After enjoying the overlook trail we drove a little further to the Painted Cove nature trail. This circled an ochre and yellow hill right up close so that we could see the strange popcorn like texture of the rocks and clay. The colours were so vivid.


We drove on about another 30 miles to the next John Day unit: the Sheep Rock one. The visitor centre is here in another strange rock canyon. We ate lunch here and then went into the visitor centre. There was a very good 20 minute film explaining how the different layers were formed as the landscape and climate changed over all the millions of years. There was then a very good selection of fossils on display grouped by type and landscape. There was also a glass viewing window into the paleontology labs where scientists were working on extracting fossils from large pieces of rock. Very delicate work from what we could see. It was so interesting to see the fossils – jaw bones, femurs, whole skills….. There were ferns and leaves preserved in rock and the teeth of saber tooth tigers and weird ancestors of the rhino.






We proceeded on down the byway and came to the town of John Day itself, an old cattle town surrounded by cattle farms. Apparently once upon a time the herds would be driven right down the main street. The other interesting feature in town was a museum and monument to the Chinese workers who lived there in the 1880s building the railroad. The building had been a post office, pharmacy, general store and doctor’s surgery to the community.

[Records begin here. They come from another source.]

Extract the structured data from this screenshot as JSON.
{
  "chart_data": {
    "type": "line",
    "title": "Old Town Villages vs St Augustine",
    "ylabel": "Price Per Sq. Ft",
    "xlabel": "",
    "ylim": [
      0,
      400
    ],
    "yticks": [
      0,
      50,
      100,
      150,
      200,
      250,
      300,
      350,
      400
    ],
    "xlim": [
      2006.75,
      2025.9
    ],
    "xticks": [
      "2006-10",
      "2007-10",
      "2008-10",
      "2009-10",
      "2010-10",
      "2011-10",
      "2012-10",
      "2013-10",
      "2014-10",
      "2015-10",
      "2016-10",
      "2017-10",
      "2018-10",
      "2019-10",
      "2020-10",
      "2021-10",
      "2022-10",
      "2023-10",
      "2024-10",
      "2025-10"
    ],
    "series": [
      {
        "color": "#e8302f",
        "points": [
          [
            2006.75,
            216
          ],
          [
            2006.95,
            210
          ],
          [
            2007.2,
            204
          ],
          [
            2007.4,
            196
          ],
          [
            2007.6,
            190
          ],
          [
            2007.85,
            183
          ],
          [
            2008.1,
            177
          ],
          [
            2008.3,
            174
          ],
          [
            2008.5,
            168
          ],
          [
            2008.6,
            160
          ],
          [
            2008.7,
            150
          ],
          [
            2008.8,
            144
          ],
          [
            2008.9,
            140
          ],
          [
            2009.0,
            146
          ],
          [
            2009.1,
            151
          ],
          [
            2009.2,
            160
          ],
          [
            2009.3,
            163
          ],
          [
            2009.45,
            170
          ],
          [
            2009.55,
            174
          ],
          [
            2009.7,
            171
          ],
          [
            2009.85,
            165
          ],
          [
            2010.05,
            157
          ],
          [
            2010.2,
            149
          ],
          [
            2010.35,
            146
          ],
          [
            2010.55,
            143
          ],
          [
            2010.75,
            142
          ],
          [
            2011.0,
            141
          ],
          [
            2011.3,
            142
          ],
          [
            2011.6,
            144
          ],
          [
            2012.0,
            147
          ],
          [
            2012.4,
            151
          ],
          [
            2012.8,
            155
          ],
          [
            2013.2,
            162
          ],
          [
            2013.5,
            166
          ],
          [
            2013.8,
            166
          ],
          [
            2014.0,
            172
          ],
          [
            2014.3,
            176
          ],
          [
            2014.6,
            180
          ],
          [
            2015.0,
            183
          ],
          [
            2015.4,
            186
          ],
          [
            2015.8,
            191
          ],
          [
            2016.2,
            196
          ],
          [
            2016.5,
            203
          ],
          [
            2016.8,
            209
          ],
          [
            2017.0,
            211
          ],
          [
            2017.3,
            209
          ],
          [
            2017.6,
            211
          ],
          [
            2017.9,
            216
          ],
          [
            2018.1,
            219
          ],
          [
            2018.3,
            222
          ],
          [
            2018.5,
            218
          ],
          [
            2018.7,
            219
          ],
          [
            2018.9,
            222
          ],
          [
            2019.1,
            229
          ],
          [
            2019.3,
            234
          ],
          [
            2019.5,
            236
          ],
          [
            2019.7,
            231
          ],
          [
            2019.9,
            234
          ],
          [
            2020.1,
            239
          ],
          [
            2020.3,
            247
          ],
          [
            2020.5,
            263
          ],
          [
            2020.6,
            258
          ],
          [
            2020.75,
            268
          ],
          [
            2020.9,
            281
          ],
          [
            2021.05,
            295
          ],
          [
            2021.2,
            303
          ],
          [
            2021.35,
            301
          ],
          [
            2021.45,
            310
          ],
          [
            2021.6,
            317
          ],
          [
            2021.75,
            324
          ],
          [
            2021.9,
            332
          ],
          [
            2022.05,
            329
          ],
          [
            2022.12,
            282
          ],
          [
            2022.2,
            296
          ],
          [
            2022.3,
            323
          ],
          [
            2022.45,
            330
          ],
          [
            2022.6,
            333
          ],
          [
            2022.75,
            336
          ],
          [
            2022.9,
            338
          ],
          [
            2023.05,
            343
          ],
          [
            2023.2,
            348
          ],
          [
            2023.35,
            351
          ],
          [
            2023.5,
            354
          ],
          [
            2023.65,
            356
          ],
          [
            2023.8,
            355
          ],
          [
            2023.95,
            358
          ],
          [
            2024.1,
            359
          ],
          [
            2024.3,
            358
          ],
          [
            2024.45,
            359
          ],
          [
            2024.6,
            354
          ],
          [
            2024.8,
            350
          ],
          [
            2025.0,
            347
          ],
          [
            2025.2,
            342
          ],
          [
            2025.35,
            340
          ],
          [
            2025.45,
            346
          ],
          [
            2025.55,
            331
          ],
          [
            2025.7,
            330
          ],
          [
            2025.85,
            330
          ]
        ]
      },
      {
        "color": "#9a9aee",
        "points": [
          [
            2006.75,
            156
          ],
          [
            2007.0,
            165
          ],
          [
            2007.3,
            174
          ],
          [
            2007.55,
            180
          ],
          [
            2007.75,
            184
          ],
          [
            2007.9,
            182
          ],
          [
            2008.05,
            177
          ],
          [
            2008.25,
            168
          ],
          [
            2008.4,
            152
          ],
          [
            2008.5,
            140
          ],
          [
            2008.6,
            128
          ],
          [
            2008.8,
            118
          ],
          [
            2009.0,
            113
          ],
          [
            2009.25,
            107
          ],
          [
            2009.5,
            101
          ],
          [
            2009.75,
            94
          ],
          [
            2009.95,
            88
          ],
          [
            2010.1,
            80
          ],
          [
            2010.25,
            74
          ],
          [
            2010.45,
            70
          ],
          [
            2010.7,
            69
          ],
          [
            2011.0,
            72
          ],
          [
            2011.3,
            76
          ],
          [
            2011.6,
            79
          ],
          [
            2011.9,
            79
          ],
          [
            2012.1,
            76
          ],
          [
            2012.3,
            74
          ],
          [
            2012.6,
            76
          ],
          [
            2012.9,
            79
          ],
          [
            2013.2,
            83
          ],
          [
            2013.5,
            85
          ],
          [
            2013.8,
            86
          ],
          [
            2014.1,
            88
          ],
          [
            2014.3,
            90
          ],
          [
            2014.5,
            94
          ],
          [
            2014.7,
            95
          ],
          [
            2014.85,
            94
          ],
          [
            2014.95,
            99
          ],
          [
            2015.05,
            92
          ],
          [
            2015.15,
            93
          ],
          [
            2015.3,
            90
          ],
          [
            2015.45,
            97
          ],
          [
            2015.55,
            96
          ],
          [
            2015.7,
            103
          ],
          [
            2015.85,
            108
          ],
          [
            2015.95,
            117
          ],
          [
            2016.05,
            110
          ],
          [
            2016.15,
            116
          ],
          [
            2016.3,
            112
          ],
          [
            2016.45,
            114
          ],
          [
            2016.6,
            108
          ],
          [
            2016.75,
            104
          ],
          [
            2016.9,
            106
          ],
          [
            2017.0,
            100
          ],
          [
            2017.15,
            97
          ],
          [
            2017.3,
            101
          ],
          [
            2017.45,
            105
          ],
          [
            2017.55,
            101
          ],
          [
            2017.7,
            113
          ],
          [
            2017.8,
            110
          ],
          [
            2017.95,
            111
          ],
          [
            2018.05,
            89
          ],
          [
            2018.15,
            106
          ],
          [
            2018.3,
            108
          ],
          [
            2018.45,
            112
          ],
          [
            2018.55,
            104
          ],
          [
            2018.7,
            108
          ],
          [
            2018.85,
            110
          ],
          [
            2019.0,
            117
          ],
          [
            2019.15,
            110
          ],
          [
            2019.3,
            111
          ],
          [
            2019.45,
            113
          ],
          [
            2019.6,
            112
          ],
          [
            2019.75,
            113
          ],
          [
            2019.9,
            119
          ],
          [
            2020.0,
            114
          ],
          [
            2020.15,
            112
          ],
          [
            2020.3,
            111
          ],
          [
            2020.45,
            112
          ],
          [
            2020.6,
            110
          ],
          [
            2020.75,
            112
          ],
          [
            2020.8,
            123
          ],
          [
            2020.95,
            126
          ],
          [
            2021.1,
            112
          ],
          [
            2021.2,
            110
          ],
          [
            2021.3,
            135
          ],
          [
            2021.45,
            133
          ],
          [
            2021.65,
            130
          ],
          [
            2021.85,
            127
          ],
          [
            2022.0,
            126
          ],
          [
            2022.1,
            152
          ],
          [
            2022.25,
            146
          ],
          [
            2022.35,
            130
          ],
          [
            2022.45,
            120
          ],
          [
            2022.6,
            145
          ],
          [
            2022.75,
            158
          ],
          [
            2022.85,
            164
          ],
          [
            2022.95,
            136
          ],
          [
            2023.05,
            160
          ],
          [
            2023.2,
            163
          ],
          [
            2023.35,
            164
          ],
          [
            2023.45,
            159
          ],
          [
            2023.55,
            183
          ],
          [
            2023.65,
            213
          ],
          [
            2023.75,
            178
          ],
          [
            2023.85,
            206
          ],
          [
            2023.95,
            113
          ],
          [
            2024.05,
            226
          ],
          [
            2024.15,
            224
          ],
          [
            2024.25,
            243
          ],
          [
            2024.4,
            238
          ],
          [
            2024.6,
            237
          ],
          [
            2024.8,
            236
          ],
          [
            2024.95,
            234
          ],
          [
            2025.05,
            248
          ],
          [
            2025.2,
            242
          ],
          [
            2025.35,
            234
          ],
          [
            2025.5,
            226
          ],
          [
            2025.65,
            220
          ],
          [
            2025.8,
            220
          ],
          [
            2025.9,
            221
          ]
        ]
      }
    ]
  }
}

The road continued flanked by cattle farms for miles. Then we turned onto Rt. 7 and the landscape changed again as the trees started to come back. We stopped at a viewpoint looking toward the Strawberry mountains where there was a large recreation of a pioneer wagon. We passed relics of the lumber industry and then as we approached Sumpter, gold mining with gold rush towns, some of them ghost towns now. Sumpter has a massive dredge still visible as a monument and the Powder river has piles of spoil all along the banks leading into and out of town for miles. We had seen scenery like this along the gold rush rivers of the Rockies.

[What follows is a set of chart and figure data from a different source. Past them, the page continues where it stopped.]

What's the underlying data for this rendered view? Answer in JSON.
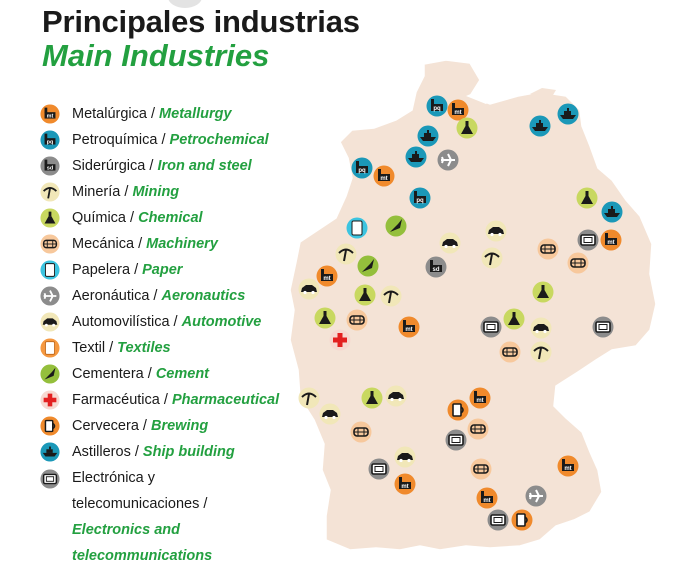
{
  "title": "Principales industrias",
  "subtitle": "Main Industries",
  "colors": {
    "accent_green": "#23a040",
    "map_fill": "#f4e3d6",
    "map_border": "#ffffff"
  },
  "legend": [
    {
      "id": "metallurgy",
      "es": "Metalúrgica",
      "en": "Metallurgy",
      "icon": "mt",
      "circle": "#f08a2c"
    },
    {
      "id": "petrochemical",
      "es": "Petroquímica",
      "en": "Petrochemical",
      "icon": "pq",
      "circle": "#1b98b8"
    },
    {
      "id": "iron",
      "es": "Siderúrgica",
      "en": "Iron and steel",
      "icon": "sd",
      "circle": "#8c8c8c"
    },
    {
      "id": "mining",
      "es": "Minería",
      "en": "Mining",
      "icon": "pick",
      "circle": "#f1e7b8"
    },
    {
      "id": "chemical",
      "es": "Química",
      "en": "Chemical",
      "icon": "flask",
      "circle": "#c8d860"
    },
    {
      "id": "machinery",
      "es": "Mecánica",
      "en": "Machinery",
      "icon": "gear",
      "circle": "#f7c89c"
    },
    {
      "id": "paper",
      "es": "Papelera",
      "en": "Paper",
      "icon": "paper",
      "circle": "#3cc4e0"
    },
    {
      "id": "aero",
      "es": "Aeronáutica",
      "en": "Aeronautics",
      "icon": "plane",
      "circle": "#8c8c8c"
    },
    {
      "id": "auto",
      "es": "Automovilística",
      "en": "Automotive",
      "icon": "car",
      "circle": "#f1e7b8"
    },
    {
      "id": "textile",
      "es": "Textil",
      "en": "Textiles",
      "icon": "textile",
      "circle": "#f59840"
    },
    {
      "id": "cement",
      "es": "Cementera",
      "en": "Cement",
      "icon": "trowel",
      "circle": "#94bf3c"
    },
    {
      "id": "pharma",
      "es": "Farmacéutica",
      "en": "Pharmaceutical",
      "icon": "cross",
      "circle": "#f7d8d0"
    },
    {
      "id": "brewing",
      "es": "Cervecera",
      "en": "Brewing",
      "icon": "beer",
      "circle": "#f08a2c"
    },
    {
      "id": "ship",
      "es": "Astilleros",
      "en": "Ship building",
      "icon": "ship",
      "circle": "#1b98b8"
    },
    {
      "id": "electronics",
      "es": "Electrónica y",
      "es2": "telecomunicaciones /",
      "en": "Electronics and",
      "en2": "telecommunications",
      "icon": "tv",
      "circle": "#8c8c8c"
    }
  ],
  "map_icons": [
    {
      "type": "pq"
    },
    {
      "type": "mt"
    },
    {
      "type": "flask"
    },
    {
      "type": "ship"
    },
    {
      "type": "ship"
    },
    {
      "type": "ship"
    },
    {
      "type": "ship"
    },
    {
      "type": "plane"
    },
    {
      "type": "pq"
    },
    {
      "type": "mt"
    },
    {
      "type": "pq"
    },
    {
      "type": "flask"
    },
    {
      "type": "ship"
    },
    {
      "type": "paper"
    },
    {
      "type": "trowel"
    },
    {
      "type": "car"
    },
    {
      "type": "car"
    },
    {
      "type": "gear"
    },
    {
      "type": "tv"
    },
    {
      "type": "mt"
    },
    {
      "type": "pick"
    },
    {
      "type": "trowel"
    },
    {
      "type": "sd"
    },
    {
      "type": "pick"
    },
    {
      "type": "gear"
    },
    {
      "type": "mt"
    },
    {
      "type": "car"
    },
    {
      "type": "flask"
    },
    {
      "type": "pick"
    },
    {
      "type": "flask"
    },
    {
      "type": "flask"
    },
    {
      "type": "gear"
    },
    {
      "type": "mt"
    },
    {
      "type": "cross"
    },
    {
      "type": "tv"
    },
    {
      "type": "flask"
    },
    {
      "type": "car"
    },
    {
      "type": "tv"
    },
    {
      "type": "gear"
    },
    {
      "type": "pick"
    },
    {
      "type": "pick"
    },
    {
      "type": "car"
    },
    {
      "type": "flask"
    },
    {
      "type": "car"
    },
    {
      "type": "gear"
    },
    {
      "type": "beer"
    },
    {
      "type": "mt"
    },
    {
      "type": "gear"
    },
    {
      "type": "tv"
    },
    {
      "type": "car"
    },
    {
      "type": "tv"
    },
    {
      "type": "mt"
    },
    {
      "type": "gear"
    },
    {
      "type": "mt"
    },
    {
      "type": "mt"
    },
    {
      "type": "plane"
    },
    {
      "type": "tv"
    },
    {
      "type": "beer"
    }
  ]
}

Eventually we came down into the so called Queen of the Gold Rush, Baker City. A place also with strong Oregon Trail links. And suddenly there was smoke in the air again. A wildfire somewhere to the south. Baker City is an absolute marvel of Victoriana with a wonderful long Main Street complete with an historic hotel, The Geisler. We plan to explore a little tomorrow.
Checked into our motel and later headed out to dinner at the Oregon Trail Restaurant. A proper old diner with a great local reputation. It was packed. A good sign. We both went for the prime rib dinner. It came with a salad bar and then the prime rib which was served with carrots, potato, jus, dinner roll, etc. It beat me. I did eat all the prime rib though. Very good value. We think we’ll go back for breakfast in the morning and make it a sort of brunch…..
A very good day. A lovely route with incredible scenery and very easy driving. The road was good and pretty empty really. A real pleasure to drive.